Hume asserted that nature being regular is enough to show miracles should be regarded as false. Strict rigid natural law that does not change is unnecessary. He asserted that the quantity and quality of miracle evidence so far could not match nature's reliability. He is not saying the quality and quantity don't have any value at all. Life is about weighing one evidence again the other. You would not be doing that unless you took both sides of the evidence seriously and as having some value.

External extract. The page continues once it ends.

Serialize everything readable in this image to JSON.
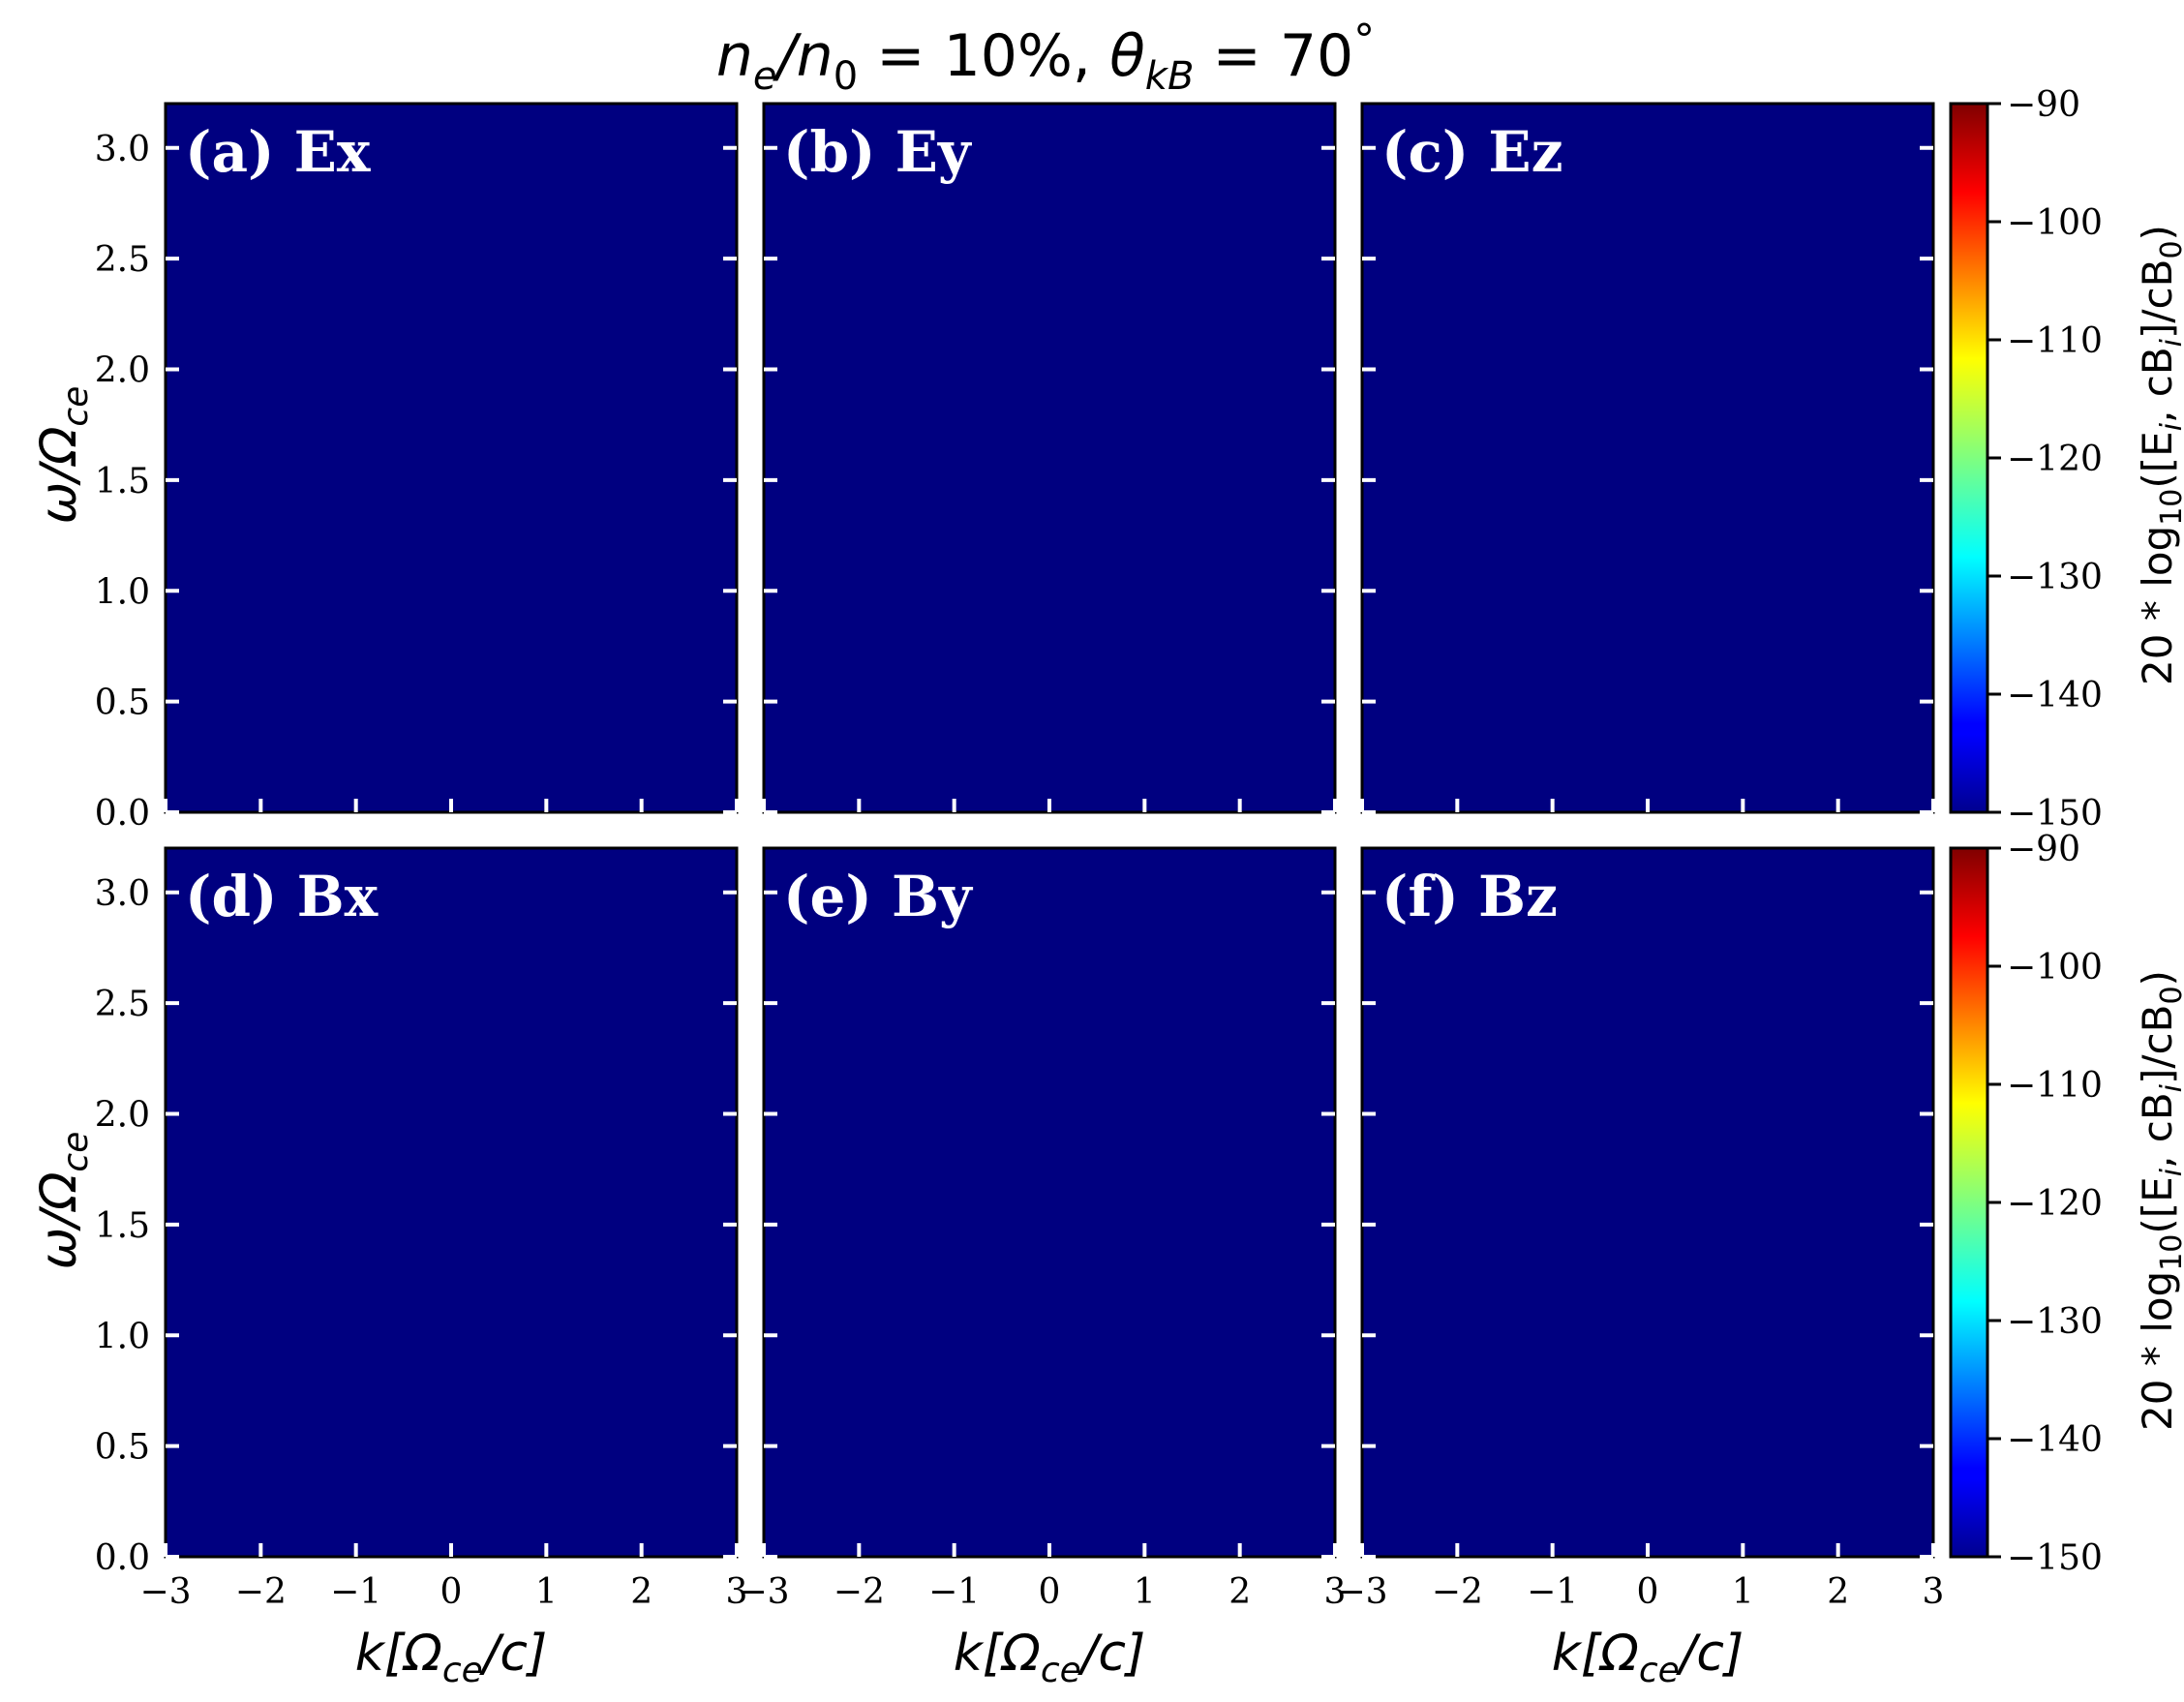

The quality of evidence for a miracle or indeed anything matters more than the quantity. The quality of evidence does not mean you can show or know it is good quality. The trouble with quantity is that you will not know which evidence is quality and which is not. Luck and coincidence can make evidence look like it is good quality when in fact it is not.
If nature tells you x is a miracle, then a miracle asks for a high standard of evidence that surpasses evidence for a natural event. A man rising from the dead asks for evidence that nature could not do it and that it happened. A man staying dead does not need the same evidence because the evidence is not throwing up a challenge to nature.
Some say he said that nature is closed as a system and miracles do not happen. Others say he merely said that miracles even if they do happen are not believable for a lot of evidence stands against them.
For example dead men stay dead which overrules the evidence that there was an exception. Others say that he was not dismissing miracles which have good evidence but was just thinking none he knows of were impressive. Christians find no problem with this soft interpretation. It is clear though that when Hume wrote that we should believe in a miracle if it would be more miraculous for the person to be lying or wrong than for the miracle to be real that he was talking about believability and was not saying miracles are just impossible. He was too smart to just assume the truth of what he knew he needed to show instead of just showing it.
If Hume is right and there is a God then it follows that miracles such as Jesus rising from the dead though they appeal to God are hypocritical godless superstition. But Hume's argument still works if you say nature is uniform enough. He is not begging the question. To say uniform experience is against miracles is not saying the miracle did not occur but saying it is not convincing enough even if the uniformity is not rigid. If natural law can be loose then we cannot be sure a miracle is ever a miracle.
If a miracle is not believable then if it has happened then it is not the action of a loving kind God of truth.